Fitch Ratings : le Maroc conserve son "BB+" avec perspective stable malgré la crise d'Ormuz
C'est le verdict rendu le 17 septembre par Fitch Ratings, qui a maintenu la note du Maroc à "BB+" avec perspective stable. L'agence américaine met en avant trois facteurs de résilience : la qualité des politiques macroéconomiques menées par le Royaume, des réserves de liquidités extérieures jugées suffisantes et l'appui constant des créanciers officiels. Ce maintien intervient dans un contexte budgétaire plus tendu à court terme. Fitch prévoit en effet un déficit à 4% du PIB en 2026, contre 3,5% en 2025.

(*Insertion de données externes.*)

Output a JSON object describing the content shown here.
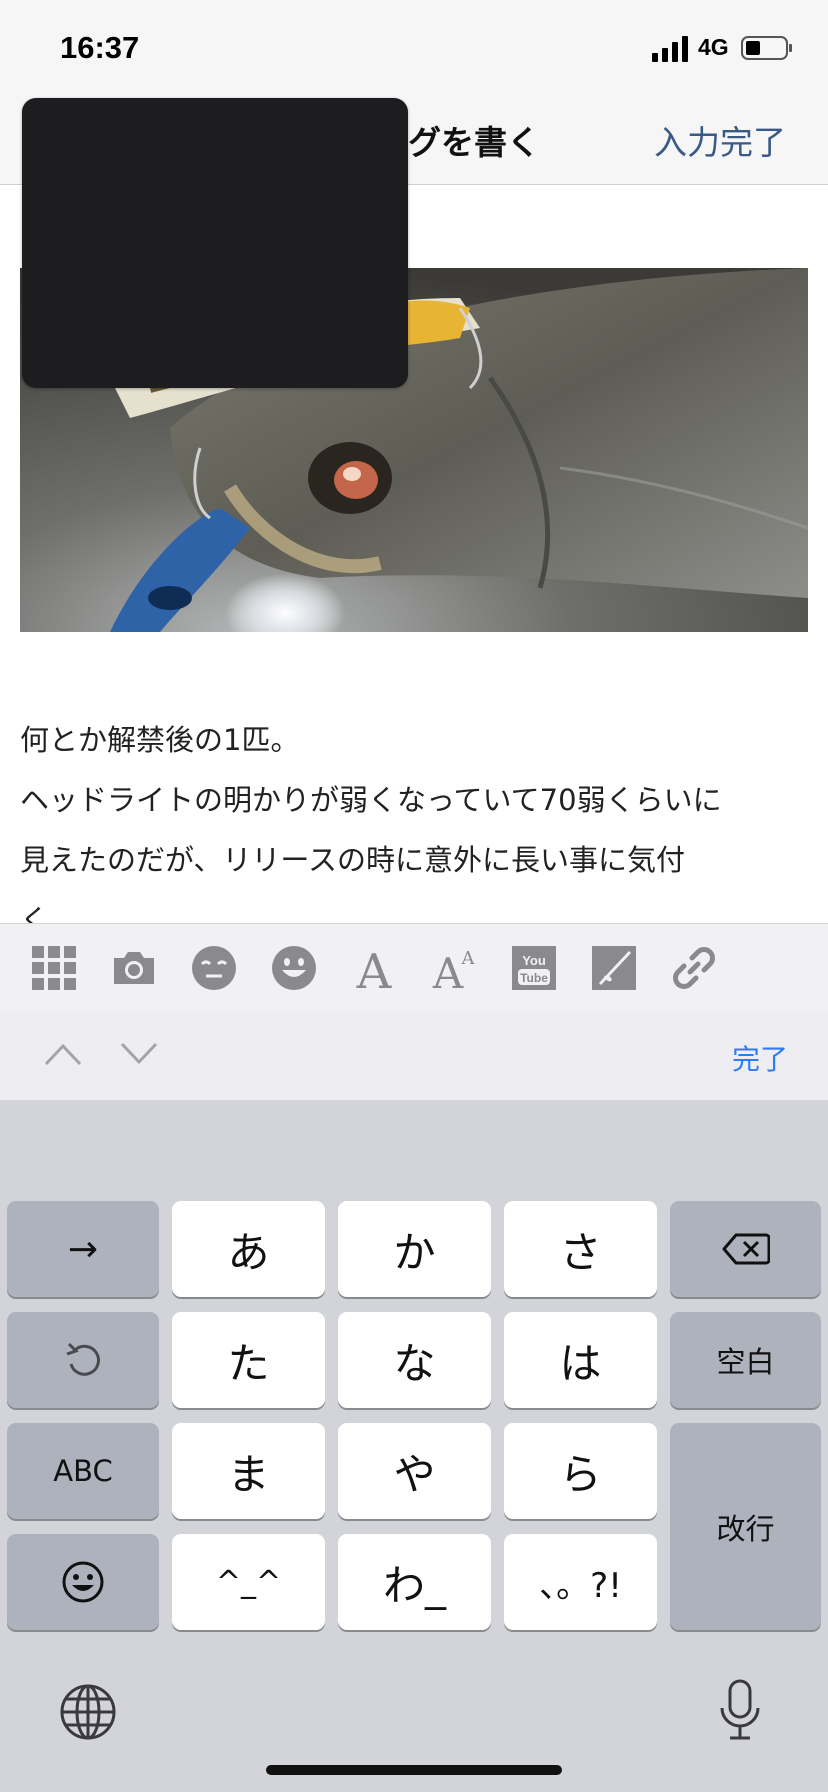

En cause, les dépenses temporaires liées à la crise du détroit d'Ormuz : flambée de la compensation du butane, maintien des aides aux transporteurs et hausse des transferts à l'ONEE. Le déficit devrait ensuite se résorber à 3,4% en moyenne en 2027-2028. Même tendance pour le compte courant, dont le déficit passerait de 2,5% en 2025 à 3,8% en 2026 avant de retomber à 2,6% en moyenne sur les deux années suivantes. Pour y faire face, le Maroc dispose d'un coussin confortable : 48 milliards de dollars de réserves officielles à fin 2025, soit 5,1 mois de couverture des paiements extérieurs en moyenne entre 2026 et 2028, auxquels s'ajoute la deuxième Ligne de Crédit Modulable de 4,5 milliards de dollars approuvée par le FMI en avril.
L'endettement reste le point de vigilance. La dette de l'Etat devrait se maintenir à près de 67% du PIB à l'horizon 2028, un niveau nettement supérieur à la médiane de 51% des pays notés "BB". Un risque toutefois atténué, selon Fitch, par sa structure : maturités longues, prédominance du taux fixe et part importante de financements extérieurs concessionnels. Sur la croissance, l'agence table sur 4% en volume en 2026 après 4,9% en 2025, puis 4,2% en moyenne en 2027-2028. Elle estime par ailleurs que les élections législatives prévues le 23 septembre ne devraient pas remettre en cause le cap économique actuel.